What makes RAS’ initiative stand out is the environment in which it occurred. When reimbursement cuts and staffing shortages were pushing other providers to eliminate unprofitable services or pinch pennies, RAS poured money into an internal marketing campaign, offered up to $6,000 employee referral bonuses for hard-to-fill technical positions and up to $12,000 sign-on bonuses for new recruits, set up a $15,000, two-year scholarship program for employees who want to become technicians, and continued to invest in facility and equipment upgrades.
The transformation began in 2003, when RAS hired an outside firm to conduct its first employee satisfaction survey.
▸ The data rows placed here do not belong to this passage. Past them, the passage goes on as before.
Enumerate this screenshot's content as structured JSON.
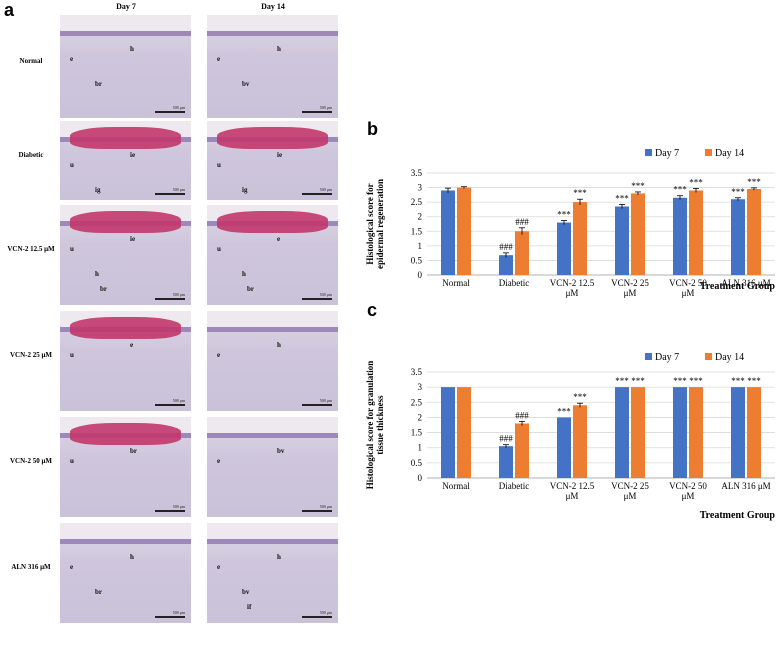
{
  "panel_a": {
    "letter": "a",
    "col_headers": [
      "Day 7",
      "Day 14"
    ],
    "rows": [
      {
        "label": "Normal",
        "tiles": [
          [
            "e",
            "h",
            "br"
          ],
          [
            "e",
            "h",
            "bv"
          ]
        ],
        "scab": [
          false,
          false
        ]
      },
      {
        "label": "Diabetic",
        "tiles": [
          [
            "u",
            "ie",
            "ig"
          ],
          [
            "u",
            "ie",
            "ig"
          ]
        ],
        "scab": [
          true,
          true
        ]
      },
      {
        "label": "VCN-2 12.5 μM",
        "tiles": [
          [
            "u",
            "ie",
            "h",
            "br"
          ],
          [
            "u",
            "e",
            "h",
            "br"
          ]
        ],
        "scab": [
          true,
          true
        ]
      },
      {
        "label": "VCN-2 25 μM",
        "tiles": [
          [
            "u",
            "e"
          ],
          [
            "e",
            "h"
          ]
        ],
        "scab": [
          true,
          false
        ]
      },
      {
        "label": "VCN-2 50 μM",
        "tiles": [
          [
            "u",
            "br"
          ],
          [
            "e",
            "bv"
          ]
        ],
        "scab": [
          true,
          false
        ]
      },
      {
        "label": "ALN 316 μM",
        "tiles": [
          [
            "e",
            "h",
            "br"
          ],
          [
            "e",
            "h",
            "bv",
            "if"
          ]
        ],
        "scab": [
          false,
          false
        ]
      }
    ],
    "scale_text": "500 μm"
  },
  "chart_data": [
    {
      "panel": "b",
      "type": "bar",
      "ylabel": "Histological score for epidermal regeneration",
      "xlabel": "Treatment Group",
      "ylim": [
        0,
        3.5
      ],
      "yticks": [
        "0",
        "0.5",
        "1",
        "1.5",
        "2",
        "2.5",
        "3",
        "3.5"
      ],
      "categories": [
        "Normal",
        "Diabetic",
        "VCN-2 12.5 μM",
        "VCN-2  25 μM",
        "VCN-2  50 μM",
        "ALN 316 μM"
      ],
      "series": [
        {
          "name": "Day 7",
          "color": "#4472C4",
          "values": [
            2.9,
            0.68,
            1.8,
            2.35,
            2.65,
            2.6
          ],
          "errors": [
            0.08,
            0.08,
            0.07,
            0.07,
            0.07,
            0.05
          ],
          "marks": [
            "",
            "###",
            "***",
            "***",
            "***",
            "***"
          ]
        },
        {
          "name": "Day 14",
          "color": "#ED7D31",
          "values": [
            3.0,
            1.5,
            2.5,
            2.8,
            2.9,
            2.95
          ],
          "errors": [
            0.03,
            0.12,
            0.1,
            0.05,
            0.07,
            0.04
          ],
          "marks": [
            "",
            "###",
            "***",
            "***",
            "***",
            "***"
          ]
        }
      ],
      "legend": "top-right",
      "grid": true
    },
    {
      "panel": "c",
      "type": "bar",
      "ylabel": "Histological score for granulation tissue thickness",
      "xlabel": "Treatment Group",
      "ylim": [
        0,
        3.5
      ],
      "yticks": [
        "0",
        "0.5",
        "1",
        "1.5",
        "2",
        "2.5",
        "3",
        "3.5"
      ],
      "categories": [
        "Normal",
        "Diabetic",
        "VCN-2 12.5 μM",
        "VCN-2  25 μM",
        "VCN-2 50 μM",
        "ALN 316 μM"
      ],
      "series": [
        {
          "name": "Day 7",
          "color": "#4472C4",
          "values": [
            3.0,
            1.05,
            2.0,
            3.0,
            3.0,
            3.0
          ],
          "errors": [
            0.0,
            0.05,
            0.0,
            0.0,
            0.0,
            0.0
          ],
          "marks": [
            "",
            "###",
            "***",
            "***",
            "***",
            "***"
          ]
        },
        {
          "name": "Day 14",
          "color": "#ED7D31",
          "values": [
            3.0,
            1.8,
            2.4,
            3.0,
            3.0,
            3.0
          ],
          "errors": [
            0.0,
            0.07,
            0.07,
            0.0,
            0.0,
            0.0
          ],
          "marks": [
            "",
            "###",
            "***",
            "***",
            "***",
            "***"
          ]
        }
      ],
      "legend": "top-right",
      "grid": true
    }
  ]
}
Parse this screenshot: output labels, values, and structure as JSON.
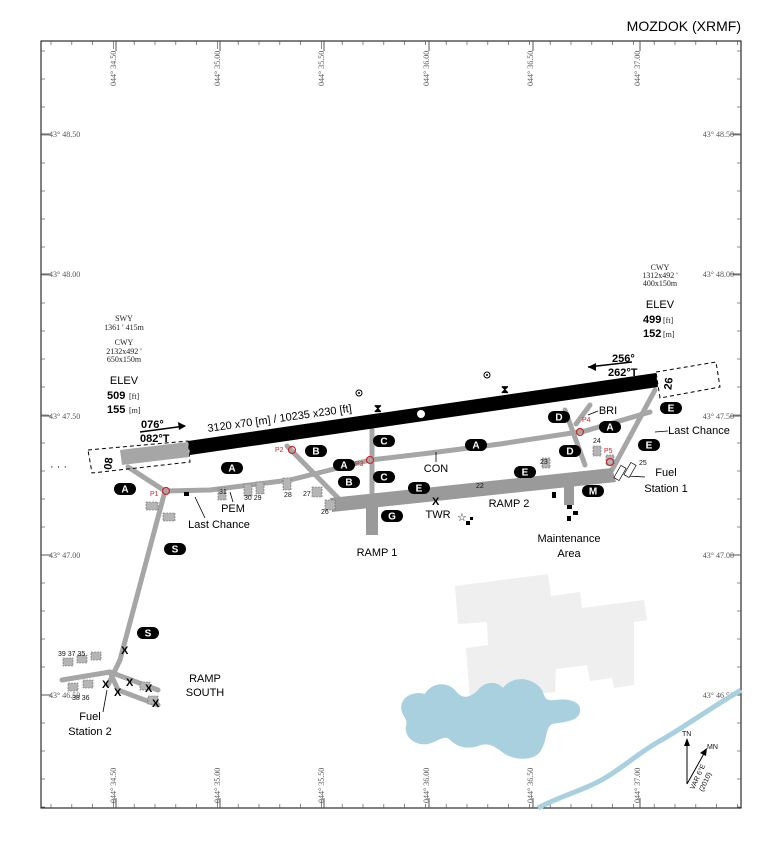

Many groups would have been satisfied with ranking in the top 10 percent of all healthcare organizations—particularly if they were managing 750 employees and more than 70 physicians spread out over 15 diagnostic and nuclear imaging centers and seven radiation oncology offices. But the RAS administrative team concluded that wasn’t good enough given the industrywide shortages of radiologic technologists and other key positions, says Fred Gaschen, the group’s executive vice president.
The team started with basic budgetary questions: “Where do we put our money? Should we cut back?” The conclusion, Gaschen says, was to focus on the long-term success of the organization and not obsess over short-term financials. “We’ve taken the high road and said if it means less profitability for the physician owners, so be it, as long as we are continuing to move in the right direction,” he says.
The team pitched new ideas and shared success stories in weekly two-hour administrative meetings. For daily administration, RAS encouraged team leaders to walk a few feet to their peers’ office for one-on-one interaction, rather than communicate through e-mail or over the phone.
The close teamwork and willingness to invest paid off, Gaschen says. When employees were resurveyed in 2006, ratings had gone up in all of the 44 survey categories. The RAS leadership team has lowered turnover in an industry in which 25 percent to 35 percent turnover isn’t uncommon, and it has reduced its number of locums employees from 14 to two.
All of this occurred while the group’s revenues continued to grow almost 300 percent over nine years. “That’s kind of like proof in the pudding that the emphasis on employee satisfaction and employee input in the operations has had a positive impact on our overall business, because we continue to see month over month, year over year, increased patient volumes,” Gaschen says.